Scott Brown won the Senate seat. ”Huzzah and hurray,” say the Republicans, “we’re once again relevant!” Of course, they’ve been building to this moment for a year, ever since the White House was unduly upset from their hands and into a historically black President. Meanwhile, Democrats are going nuts, or so I’m told. I haven’t been able to care enough to check on that myself.
You see, I barely did any research on this whole Coakley/Brown affair. To be quite honest, no one really made a fuss on my Twitter stream until about two days ago; and, since I’ve become quite disillusioned with our system of government, I only read the news when it’s slapping me in the face. However, since it tossed everyone into such a tizzy tonight, I finally looked Scott Brown up on Wikipedia to see what kind of sack of crap America had bought itself this time (Libertarian-flavored, it turns out).*
About halfway down the page, I noticed a mention of a campaign ad where the Democratic candidate slammed (perhaps inaccurately) her challenger on a bill he proposed in “Massachussetes.” That, right there, told me everything I needed to know about the campaign. Well, that and the fact that, with the election squarely in her pocket (MA is a blue state, after all), she took a week off to let her opponent build up steam. Democrats lost this like they lost 2004′s run for President: sheer and utter stupidity.
I’d bemoan this, but it’s just par for the course these days. Democrats had a chance to tell conservatives to take their unsustainable tax cuts and shove them, and to give the country a chance at bona fide health care for people within our borders who desperately need it. Instead, they wandered from topic to topic, and after some loony bins started being meanie poo-poo heads and acting like 5-year-olds at town halls and no one could muster up a single “shut the fuck up you crazy S.O.B., I’m talking,” they got scared and backed down. Again.
I was a political idealist, once upon a time. I thought that one of the two extremes, with enough sanity and moderation, could make things work in this country. If conservatives gained a stronghold, we’d have a smaller government with fewer taxes, but fewer programs to suck the revenue stream dry. That’s not my choice, I’d rather help people with government than give them the finger and say “not my problem,” but that’d require higher taxes. Both ideas have merit, if you take into account the need for someone to balance the books at the end of the day.

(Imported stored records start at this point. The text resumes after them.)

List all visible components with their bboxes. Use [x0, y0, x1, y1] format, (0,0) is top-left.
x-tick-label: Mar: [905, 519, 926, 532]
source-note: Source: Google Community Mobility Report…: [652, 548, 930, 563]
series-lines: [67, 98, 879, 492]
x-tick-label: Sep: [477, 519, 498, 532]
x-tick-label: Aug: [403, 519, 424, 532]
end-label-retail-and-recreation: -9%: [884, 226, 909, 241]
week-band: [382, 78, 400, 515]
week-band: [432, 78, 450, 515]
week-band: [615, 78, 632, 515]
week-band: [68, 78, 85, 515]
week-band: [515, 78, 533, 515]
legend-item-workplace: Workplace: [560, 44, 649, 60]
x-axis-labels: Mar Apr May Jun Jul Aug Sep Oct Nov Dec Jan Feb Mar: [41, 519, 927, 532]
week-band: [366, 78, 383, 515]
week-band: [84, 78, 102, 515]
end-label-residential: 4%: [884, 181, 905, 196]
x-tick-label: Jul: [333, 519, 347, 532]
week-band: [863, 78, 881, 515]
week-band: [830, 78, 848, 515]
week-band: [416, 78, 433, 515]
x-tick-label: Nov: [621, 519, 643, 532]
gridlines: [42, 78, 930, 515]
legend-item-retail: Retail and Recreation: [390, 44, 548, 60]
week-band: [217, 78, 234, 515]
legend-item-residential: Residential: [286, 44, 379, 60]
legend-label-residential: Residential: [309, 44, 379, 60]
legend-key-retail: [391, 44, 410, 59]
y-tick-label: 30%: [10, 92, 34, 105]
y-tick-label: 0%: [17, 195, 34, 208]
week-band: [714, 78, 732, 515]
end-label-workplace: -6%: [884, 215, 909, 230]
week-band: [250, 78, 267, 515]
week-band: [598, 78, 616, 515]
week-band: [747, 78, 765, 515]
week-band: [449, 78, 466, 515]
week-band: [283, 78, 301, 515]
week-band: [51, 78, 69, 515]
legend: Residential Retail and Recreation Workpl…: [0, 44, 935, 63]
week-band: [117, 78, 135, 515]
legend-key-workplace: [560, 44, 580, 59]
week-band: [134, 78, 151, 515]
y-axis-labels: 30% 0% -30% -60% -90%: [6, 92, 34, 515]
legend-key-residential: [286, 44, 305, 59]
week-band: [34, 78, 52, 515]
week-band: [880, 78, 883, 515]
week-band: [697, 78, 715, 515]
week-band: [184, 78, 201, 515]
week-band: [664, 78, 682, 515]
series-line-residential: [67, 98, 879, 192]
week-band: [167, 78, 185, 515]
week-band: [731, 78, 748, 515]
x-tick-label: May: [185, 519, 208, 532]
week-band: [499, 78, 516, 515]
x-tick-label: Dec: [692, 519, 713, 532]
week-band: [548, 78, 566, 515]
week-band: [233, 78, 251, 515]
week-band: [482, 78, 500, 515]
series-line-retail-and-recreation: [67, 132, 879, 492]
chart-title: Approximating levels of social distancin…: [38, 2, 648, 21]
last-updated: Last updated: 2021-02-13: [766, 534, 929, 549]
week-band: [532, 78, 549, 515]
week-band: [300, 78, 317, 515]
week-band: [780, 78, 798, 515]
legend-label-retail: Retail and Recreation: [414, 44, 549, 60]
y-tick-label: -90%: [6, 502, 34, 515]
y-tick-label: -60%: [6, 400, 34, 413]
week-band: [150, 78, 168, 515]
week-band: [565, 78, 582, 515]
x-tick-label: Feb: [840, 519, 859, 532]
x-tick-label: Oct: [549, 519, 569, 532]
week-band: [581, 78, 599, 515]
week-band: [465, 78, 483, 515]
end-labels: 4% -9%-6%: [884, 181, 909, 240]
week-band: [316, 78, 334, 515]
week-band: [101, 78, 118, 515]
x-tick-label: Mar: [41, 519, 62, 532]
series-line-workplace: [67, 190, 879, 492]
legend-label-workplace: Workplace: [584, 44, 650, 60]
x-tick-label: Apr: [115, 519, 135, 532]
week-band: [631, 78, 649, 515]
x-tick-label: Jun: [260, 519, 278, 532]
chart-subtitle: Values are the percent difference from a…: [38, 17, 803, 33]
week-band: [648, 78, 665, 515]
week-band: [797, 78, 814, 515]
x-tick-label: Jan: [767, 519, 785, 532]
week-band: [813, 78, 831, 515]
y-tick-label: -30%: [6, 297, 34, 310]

But when we had conservatives in charge, we got fear. We got tax cuts and explosions in spending. We got a social agenda that looked like it longed for the pure and holy days where sinful acts like interracial dating were beaten out of people. We got imperialism run amok, miring us in wars that we had no business starting. I’d say more about the conservative years, but I think people blogged it to death just fine without me.
Then, the glorious hope from the heavens came. 2006: the great big upset. For the first time in 12 years, congress was a bright and shining blue. But we got nothing. 2 years of hand-wringing and complaining and the best we could get is blame on the fact that they couldn’t override a veto on Bush, they just didn’t have the numbers. Thank whatever gods you like, then, that Barack Obama, the Champion of Change, swooped in. After battling Hillary for Prom Queen for a year, he took Pennsylvania Avenue by storm.
But we got nothing. Again.
Some liberal pundits talk about how much Barack Obama has done. Maybe it’s more like Snow Leopard was to Mac OS X: it’s all under the hood. But we aren’t treated to rousing speeches anymore. We’re treated to meetings with the opposition, to see if maybe they’ll sell their agenda up the creek for tea and cookies. Democrats didn’t learn from the other side of the aisle: you take the power you’ve got and you ram through your agenda, and you don’t care if half the country disagrees with you. You won’t win them over with passionate pleas of “can’t we all just get along.” You win them over by beating them and trumpeting the success of that which they didn’t support.
Of course, the core will never believe you. But the people on the edges, the ones swaying on the fence, they can be won over by success. They’ll never be won over by cowardice. And that brings us to tonight. After a barely-fought and not-really-particularly-contested fight for Massachusetts, Democrats lost the ability to block a filibuster (if they ever had it). At this point, it hardly seems like the agenda will change at all. Things that wouldn’t come to a vote before will still manage not to come to a vote.
The future does look more grim, though. The political pendulum doesn’t seem to have stayed very long on the left. If all that happens is fiscal conservatism, I’ll call us all lucky. But I don’t foresee that. The talking heads warning us of ever-impending doom and war, against the world and against each other, are still out there. Some espouse libertarian ideals of social responsibility and fiscal conservatism, but most are willing to stoke the fires that burn us the most. I don’t want another world where I have to fear what my government is willing to do to me to safeguard against largely phantasmal enemies at the gate, but if Democrats don’t shape up and grow a pair, that’s where we’re headed.
* Note that I’m not saying conservatives are sacks of crap. Politicians are sacks of crap.